Even though the distant explosion had shaken the entire badlands, Iron Eyes seemed unconcerned. He did not bother to get up from the bed that he was lying upon, with his primed Navy Colts to each side of his lean, scarred body.
When the panes stopped rattling in the window-frames, he looked back at the hotel door. It was bolted against any unexpected intruder wishing to claim the life of the infamous bounty hunter.
Iron Eyes wondered whether any of the hard-drinking men who had been in the saloon when he arrived might have recognized him. If they had it was only a matter of time before they came looking for blood.
His blood.
His only consolation was that covered in sand-filled wounds he might not have looked his awesome worst. Maybe the sight had made the witnesses to his arrival in the saloon think that it was impossible they had been actually looking at Iron Eyes himself. For the myth of his apparent invincibility was known far and wide.
Either way, he could not give a damn.
If they came looking for him, he would kill them. It was as simple as that.
Iron Eyes thought about the explosions again. He knew that Harve Calhoon must have had something to do with them, because it mentioned that he was an expert with dynamite on the crumpled Wanted poster.
He sucked on the wet end of the cigar, then nodded to himself as his eyes continued to stare at the door of the room.
At last he knew why the outlaw had left the rest of his gang and ridden here. It had something to do with Big Jack Brady’s needing a man of Calhoon’s talents.

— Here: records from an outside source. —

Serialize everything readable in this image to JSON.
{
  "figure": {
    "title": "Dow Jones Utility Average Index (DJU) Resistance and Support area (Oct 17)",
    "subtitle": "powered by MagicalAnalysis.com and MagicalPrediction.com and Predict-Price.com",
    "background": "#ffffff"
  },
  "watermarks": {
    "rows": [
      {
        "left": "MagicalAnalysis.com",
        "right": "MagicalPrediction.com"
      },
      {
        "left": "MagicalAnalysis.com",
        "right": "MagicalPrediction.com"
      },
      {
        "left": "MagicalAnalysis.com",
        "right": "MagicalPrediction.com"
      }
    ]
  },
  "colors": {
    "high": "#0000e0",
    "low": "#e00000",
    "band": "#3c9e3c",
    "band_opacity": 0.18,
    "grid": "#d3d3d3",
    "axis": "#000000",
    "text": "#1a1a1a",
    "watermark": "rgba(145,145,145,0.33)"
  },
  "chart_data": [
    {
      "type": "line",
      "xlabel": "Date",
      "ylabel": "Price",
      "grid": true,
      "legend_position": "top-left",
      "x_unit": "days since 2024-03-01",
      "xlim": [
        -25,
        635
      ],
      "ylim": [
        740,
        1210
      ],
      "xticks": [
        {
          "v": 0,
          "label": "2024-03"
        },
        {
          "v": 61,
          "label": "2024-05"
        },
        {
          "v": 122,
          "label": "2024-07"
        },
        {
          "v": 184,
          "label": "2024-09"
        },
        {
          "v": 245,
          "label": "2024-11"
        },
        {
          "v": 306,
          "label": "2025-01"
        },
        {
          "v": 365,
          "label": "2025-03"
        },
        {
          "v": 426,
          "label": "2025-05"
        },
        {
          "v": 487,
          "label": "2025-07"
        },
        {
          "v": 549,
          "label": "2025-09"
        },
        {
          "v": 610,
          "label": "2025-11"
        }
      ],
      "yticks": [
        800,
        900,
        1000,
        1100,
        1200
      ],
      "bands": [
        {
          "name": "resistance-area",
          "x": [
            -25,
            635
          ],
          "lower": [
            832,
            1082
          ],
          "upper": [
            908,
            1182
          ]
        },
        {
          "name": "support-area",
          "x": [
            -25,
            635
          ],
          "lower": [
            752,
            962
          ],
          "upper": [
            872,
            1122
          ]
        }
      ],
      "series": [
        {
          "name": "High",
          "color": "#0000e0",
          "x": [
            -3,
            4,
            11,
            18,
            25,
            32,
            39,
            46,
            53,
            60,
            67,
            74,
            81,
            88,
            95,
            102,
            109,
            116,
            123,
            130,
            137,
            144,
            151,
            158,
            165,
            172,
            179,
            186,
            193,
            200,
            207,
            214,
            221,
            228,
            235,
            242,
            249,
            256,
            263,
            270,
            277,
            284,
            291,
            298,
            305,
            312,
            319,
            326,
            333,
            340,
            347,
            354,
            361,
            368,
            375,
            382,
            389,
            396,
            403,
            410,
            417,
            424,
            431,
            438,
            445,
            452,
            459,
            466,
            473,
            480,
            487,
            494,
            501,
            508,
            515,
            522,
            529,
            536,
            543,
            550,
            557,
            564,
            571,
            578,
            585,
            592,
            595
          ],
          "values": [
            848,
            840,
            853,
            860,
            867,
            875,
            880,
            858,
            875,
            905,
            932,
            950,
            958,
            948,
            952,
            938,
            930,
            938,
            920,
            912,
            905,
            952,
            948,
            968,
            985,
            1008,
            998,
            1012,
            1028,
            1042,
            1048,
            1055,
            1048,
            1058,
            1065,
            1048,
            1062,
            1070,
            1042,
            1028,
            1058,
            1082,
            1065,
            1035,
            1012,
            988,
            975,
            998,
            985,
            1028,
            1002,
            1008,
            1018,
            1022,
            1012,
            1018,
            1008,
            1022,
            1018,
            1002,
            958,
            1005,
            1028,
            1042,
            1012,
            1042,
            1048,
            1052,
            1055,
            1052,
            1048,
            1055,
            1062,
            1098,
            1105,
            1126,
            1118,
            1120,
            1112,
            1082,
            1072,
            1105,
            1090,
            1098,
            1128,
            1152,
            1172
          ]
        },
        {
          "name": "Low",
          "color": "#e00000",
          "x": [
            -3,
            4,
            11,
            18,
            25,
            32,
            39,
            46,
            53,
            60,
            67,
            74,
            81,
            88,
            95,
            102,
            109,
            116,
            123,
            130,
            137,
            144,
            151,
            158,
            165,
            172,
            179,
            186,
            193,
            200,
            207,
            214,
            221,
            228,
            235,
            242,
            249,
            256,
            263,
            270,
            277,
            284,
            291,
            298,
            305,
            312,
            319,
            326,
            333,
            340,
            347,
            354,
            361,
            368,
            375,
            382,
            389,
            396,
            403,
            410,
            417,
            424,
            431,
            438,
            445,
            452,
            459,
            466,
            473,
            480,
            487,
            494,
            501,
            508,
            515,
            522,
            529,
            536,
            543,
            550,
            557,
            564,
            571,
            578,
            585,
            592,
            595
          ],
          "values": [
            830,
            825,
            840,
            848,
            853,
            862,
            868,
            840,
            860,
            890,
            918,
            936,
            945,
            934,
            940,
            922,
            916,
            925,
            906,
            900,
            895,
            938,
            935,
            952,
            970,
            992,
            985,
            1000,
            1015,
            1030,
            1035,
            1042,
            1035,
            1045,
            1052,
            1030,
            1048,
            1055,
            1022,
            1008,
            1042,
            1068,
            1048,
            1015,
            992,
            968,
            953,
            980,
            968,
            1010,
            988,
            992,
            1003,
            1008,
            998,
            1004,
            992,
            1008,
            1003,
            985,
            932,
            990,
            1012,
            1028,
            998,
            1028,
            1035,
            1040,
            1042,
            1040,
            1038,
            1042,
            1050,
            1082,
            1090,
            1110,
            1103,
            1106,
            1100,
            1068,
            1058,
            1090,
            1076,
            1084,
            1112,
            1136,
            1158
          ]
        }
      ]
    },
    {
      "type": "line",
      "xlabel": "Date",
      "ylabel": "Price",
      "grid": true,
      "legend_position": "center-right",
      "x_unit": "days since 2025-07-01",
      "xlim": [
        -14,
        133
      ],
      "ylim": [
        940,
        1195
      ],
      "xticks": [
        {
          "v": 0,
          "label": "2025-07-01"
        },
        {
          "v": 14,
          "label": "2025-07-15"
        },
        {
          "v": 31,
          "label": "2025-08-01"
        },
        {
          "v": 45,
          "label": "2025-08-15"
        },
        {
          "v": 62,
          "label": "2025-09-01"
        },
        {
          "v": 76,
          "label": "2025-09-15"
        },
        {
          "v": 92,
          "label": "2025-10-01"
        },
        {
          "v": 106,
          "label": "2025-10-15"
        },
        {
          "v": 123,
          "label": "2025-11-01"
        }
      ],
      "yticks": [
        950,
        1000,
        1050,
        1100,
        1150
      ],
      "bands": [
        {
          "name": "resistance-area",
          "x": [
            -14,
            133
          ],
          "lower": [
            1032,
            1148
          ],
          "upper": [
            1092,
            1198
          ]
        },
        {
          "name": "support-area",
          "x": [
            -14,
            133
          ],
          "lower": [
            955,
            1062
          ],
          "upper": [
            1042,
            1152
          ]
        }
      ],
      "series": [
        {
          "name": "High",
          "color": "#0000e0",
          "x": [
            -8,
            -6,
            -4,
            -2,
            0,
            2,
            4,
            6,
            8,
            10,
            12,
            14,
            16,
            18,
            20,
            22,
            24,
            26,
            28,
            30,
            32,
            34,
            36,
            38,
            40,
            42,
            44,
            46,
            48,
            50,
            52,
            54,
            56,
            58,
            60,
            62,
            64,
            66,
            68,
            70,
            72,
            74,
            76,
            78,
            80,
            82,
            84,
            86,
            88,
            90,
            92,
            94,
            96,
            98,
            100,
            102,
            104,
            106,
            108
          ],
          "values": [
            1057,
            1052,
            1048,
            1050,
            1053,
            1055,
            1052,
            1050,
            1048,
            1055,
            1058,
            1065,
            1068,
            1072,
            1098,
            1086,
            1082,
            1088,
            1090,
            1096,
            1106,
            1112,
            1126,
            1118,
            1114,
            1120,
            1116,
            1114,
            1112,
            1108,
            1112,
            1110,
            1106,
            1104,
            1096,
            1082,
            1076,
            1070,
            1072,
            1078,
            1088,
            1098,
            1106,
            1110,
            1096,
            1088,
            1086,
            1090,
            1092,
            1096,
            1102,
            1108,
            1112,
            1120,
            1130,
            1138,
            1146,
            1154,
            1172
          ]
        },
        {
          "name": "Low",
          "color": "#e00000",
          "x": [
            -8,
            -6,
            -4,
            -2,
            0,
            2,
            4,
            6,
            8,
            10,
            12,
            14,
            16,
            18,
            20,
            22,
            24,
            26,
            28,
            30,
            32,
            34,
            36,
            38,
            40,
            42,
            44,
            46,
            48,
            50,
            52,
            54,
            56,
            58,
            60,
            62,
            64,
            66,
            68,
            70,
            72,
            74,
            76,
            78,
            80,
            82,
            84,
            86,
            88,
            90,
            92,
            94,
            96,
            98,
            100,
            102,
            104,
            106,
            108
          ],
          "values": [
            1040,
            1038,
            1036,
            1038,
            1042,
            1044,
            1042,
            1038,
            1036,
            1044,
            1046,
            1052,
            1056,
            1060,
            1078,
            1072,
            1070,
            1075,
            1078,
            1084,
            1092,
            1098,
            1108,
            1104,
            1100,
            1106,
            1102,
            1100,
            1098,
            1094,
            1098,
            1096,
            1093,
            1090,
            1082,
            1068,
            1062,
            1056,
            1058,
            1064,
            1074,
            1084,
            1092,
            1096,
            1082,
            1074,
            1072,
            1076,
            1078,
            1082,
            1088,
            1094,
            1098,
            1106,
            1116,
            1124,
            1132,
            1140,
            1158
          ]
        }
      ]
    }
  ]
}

Iron Eyes wondered what he had blown up.
He knew that it must have been big for it to be felt here in this remote town. But his curiosity was not like other men’s. He could wait to find out.
Suddenly a knock came at the door.
The long thin fingers of the bounty hunter clawed the Navy Colt
s into his hands and stroked the gunmetal fondly. His head was propped up by three pillows so that he could see the door at all times.
‘Who is it?’
‘The barkeep, sir,’ came the recognizable voice from the other side of the wooden door.
‘What you want?’
‘I brung you the clothes that you wanted and another bottle of whiskey,’ the bartender replied.
Iron Eyes’ thumbs hauled the hammers of his twin pistols back until they locked fully.
‘I thought you said that the clothes store didn’t open until about ten?’
‘It don’t. But the owner came in for a few drinks and I got him to open up early.’ The man’s voice sounded nervous.
Iron Eyes raised himself up until he was sitting. He swung his long naked legs off the soft mattress and placed his feet on the floorboards.
He stood and walked silently to the door with both his Navy Colts at hip level. Iron Eyes used the barrel of the gun in his left hand to slide the bolt across before stepping backwards two paces.
‘Come in real slow, amigo.’ His voice had a warning in it.
A warning that the bartender heeded.
The cold gray eyes watched the door handle turn and the door open towards him. His fingers were resting on the triggers of the guns waiting to see if this was yet another trick.
There had been so many in his long life.
The bartender entered with the clothes over one arm and a bottle of whiskey under the other. He tried not to look at the tall naked figure as he made his way to the bed and placed everything on top of the crumpled sheet.
Iron Eyes kept the guns trained on the man.
‘You did OK,’ the bounty hunter said, looking at the new clothes.
The bartender tried to avert his eyes from the scarred body before him. He had never seen such injuries on anyone before and it upset him.
‘Are them knife wounds, sir?’
Iron Eyes nodded. ‘Yep. I had me a disagreement with some Apaches.’
The bartender cleared his throat and offered the tall man his change from the golden eagle coin.